The Rapid Recovery of
Three-Dimensional Structure From Line Drawings
Ronald A. Rensink, Dept. of Computer Science, University of British Columbia, Vancouver, Canada.
PhD Dissertation, Computer Science Department, University of British Columbia. 1992. [pdf] [UBC CS Technical Report 92-25 (September 1992)]
A computational theory is developed that explains how line drawings of polyhedral objects can be interpreted rapidly and in parallel at early levels of human vision. The key idea is that a time-limited process can correctly recover much of the three-dimensional structure of these objects when split into concurrent streams, each concerned with a single aspect of scene structure.

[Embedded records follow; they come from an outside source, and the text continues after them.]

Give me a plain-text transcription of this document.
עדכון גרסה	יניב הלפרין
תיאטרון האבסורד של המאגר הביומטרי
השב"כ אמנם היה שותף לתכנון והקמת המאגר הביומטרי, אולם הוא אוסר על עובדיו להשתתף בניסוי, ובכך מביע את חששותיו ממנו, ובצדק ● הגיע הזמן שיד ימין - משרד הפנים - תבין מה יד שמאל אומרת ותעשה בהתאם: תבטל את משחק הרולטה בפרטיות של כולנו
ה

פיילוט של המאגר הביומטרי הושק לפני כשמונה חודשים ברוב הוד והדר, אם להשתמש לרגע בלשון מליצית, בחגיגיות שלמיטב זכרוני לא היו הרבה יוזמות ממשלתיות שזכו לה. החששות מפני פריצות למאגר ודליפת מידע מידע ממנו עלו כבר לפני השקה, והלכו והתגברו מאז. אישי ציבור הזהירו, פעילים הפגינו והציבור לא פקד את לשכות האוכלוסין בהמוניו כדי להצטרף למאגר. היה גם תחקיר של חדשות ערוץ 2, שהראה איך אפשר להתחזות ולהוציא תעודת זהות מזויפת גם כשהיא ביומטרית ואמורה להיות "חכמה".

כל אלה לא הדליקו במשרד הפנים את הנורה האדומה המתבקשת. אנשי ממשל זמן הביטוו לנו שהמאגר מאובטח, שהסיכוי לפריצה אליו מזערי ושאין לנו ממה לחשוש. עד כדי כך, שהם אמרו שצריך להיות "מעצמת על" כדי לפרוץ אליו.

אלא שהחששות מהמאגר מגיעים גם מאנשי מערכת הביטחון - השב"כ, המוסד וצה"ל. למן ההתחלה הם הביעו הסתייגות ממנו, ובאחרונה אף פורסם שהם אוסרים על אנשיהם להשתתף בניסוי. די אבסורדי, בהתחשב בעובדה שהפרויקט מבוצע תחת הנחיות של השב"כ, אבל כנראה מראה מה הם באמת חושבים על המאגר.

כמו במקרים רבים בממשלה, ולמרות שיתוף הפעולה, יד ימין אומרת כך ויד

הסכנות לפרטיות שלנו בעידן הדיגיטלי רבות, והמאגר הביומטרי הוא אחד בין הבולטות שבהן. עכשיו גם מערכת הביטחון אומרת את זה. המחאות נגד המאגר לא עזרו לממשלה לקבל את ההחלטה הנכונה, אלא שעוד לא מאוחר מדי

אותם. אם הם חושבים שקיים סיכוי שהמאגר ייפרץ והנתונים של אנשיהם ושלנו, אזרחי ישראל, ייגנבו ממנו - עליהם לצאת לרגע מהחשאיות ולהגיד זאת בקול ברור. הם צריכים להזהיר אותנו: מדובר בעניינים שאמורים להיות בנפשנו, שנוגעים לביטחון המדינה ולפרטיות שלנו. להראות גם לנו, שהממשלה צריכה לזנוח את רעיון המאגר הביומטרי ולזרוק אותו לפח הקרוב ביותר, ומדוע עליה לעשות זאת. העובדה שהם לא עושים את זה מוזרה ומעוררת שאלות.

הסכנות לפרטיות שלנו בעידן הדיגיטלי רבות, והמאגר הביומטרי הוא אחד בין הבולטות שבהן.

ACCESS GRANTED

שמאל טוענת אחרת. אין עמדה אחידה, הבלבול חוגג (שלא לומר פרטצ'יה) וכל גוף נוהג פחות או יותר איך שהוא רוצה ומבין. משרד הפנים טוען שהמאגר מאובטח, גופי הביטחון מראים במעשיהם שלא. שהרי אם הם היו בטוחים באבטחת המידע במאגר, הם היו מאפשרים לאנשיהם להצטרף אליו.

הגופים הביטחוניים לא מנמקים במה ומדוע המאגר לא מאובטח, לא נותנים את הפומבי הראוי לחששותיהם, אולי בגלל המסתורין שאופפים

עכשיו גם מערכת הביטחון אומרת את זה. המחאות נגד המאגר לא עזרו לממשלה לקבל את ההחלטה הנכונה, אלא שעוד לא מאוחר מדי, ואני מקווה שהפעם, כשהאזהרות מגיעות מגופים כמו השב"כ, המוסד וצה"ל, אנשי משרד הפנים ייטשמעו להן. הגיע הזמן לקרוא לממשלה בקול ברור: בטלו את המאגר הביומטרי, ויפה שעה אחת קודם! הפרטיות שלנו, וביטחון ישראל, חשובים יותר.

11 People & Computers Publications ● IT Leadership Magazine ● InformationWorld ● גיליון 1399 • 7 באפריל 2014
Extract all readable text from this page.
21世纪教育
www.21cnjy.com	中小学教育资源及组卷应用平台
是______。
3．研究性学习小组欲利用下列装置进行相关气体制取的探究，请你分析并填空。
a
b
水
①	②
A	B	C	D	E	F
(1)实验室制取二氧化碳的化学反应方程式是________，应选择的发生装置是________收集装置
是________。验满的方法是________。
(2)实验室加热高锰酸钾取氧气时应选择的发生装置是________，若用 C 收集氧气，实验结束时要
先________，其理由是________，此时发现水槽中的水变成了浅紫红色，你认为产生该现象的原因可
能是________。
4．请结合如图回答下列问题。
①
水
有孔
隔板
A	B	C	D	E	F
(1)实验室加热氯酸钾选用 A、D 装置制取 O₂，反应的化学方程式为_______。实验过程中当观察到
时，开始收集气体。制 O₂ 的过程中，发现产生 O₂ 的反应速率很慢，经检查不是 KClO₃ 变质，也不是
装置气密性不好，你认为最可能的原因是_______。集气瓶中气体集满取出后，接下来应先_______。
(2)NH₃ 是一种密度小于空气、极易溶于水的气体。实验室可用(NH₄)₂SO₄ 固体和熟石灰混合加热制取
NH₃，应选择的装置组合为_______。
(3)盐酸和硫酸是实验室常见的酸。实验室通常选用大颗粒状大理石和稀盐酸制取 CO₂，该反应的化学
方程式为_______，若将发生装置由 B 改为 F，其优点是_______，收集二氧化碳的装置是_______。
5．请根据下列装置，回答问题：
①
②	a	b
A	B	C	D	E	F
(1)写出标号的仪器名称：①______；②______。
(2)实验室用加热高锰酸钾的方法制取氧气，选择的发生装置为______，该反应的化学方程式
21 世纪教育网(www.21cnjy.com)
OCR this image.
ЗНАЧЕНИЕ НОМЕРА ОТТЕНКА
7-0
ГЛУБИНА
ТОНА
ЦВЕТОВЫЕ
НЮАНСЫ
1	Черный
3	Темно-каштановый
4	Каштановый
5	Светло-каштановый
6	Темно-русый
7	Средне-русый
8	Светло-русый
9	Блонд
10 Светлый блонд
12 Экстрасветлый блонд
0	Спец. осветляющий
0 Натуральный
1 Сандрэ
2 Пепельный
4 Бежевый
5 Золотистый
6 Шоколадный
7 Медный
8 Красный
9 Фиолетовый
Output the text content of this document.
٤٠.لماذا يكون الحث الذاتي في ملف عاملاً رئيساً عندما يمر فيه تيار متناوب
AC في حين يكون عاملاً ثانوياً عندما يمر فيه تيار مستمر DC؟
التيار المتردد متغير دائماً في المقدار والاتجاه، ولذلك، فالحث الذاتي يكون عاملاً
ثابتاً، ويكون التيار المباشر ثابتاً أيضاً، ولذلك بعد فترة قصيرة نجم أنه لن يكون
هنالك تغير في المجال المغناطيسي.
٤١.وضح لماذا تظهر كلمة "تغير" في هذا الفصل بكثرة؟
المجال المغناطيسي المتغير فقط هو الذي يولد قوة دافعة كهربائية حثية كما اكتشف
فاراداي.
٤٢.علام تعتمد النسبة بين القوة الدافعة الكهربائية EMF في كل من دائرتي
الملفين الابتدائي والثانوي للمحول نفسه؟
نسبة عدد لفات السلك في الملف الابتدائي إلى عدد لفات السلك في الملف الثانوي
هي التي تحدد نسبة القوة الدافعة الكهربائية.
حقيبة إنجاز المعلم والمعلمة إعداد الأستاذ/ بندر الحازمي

The work proceeds in five stages. The first extends the framework of Marr to allow a process to be analyzed in terms of resource limitations. Two main concerns are identified: (i) reducing the amount of nonlocal information needed, and (ii) making effective use of whatever information is obtained. The second stage traces the difficulty of line interpretation to a small set of constraints. When these are removed, the remaining constraints can be grouped into several relatively independent sets. It is shown that each set can be rapidly solved by a separate processing stream, and that co-ordinating these streams can yield a low-complexity ``approximation'' that captures much of the structure of the original constraints. In particular, complete recovery is possible in logarithmic time when objects have rectangular corners and the scene-to-image projection is orthographic. The third stage is concerned with making good use of the available information when a fixed time limit exists. This limit is motivated by the need to obtain results within a time independent of image content, and by the need to limit the propagation of inconsistencies. A minimal architecture is assumed, viz., a spatiotopic mesh of simple processors. Constraints are developed to guide the course of the process itself, so that candidate interpretations are considered in order of their likelihood. The fourth stage provides a specific algorithm for the recovery process, showing how it can be implemented on a cellular automaton. Finally, the theory itself is tested on various line drawings. It is shown that much of the three-dimensional structure of a polyhedral scene can indeed by recovered in very little time. It is also shown that the theory can explain the rapid interpretation of line drawings at early levels of human vision.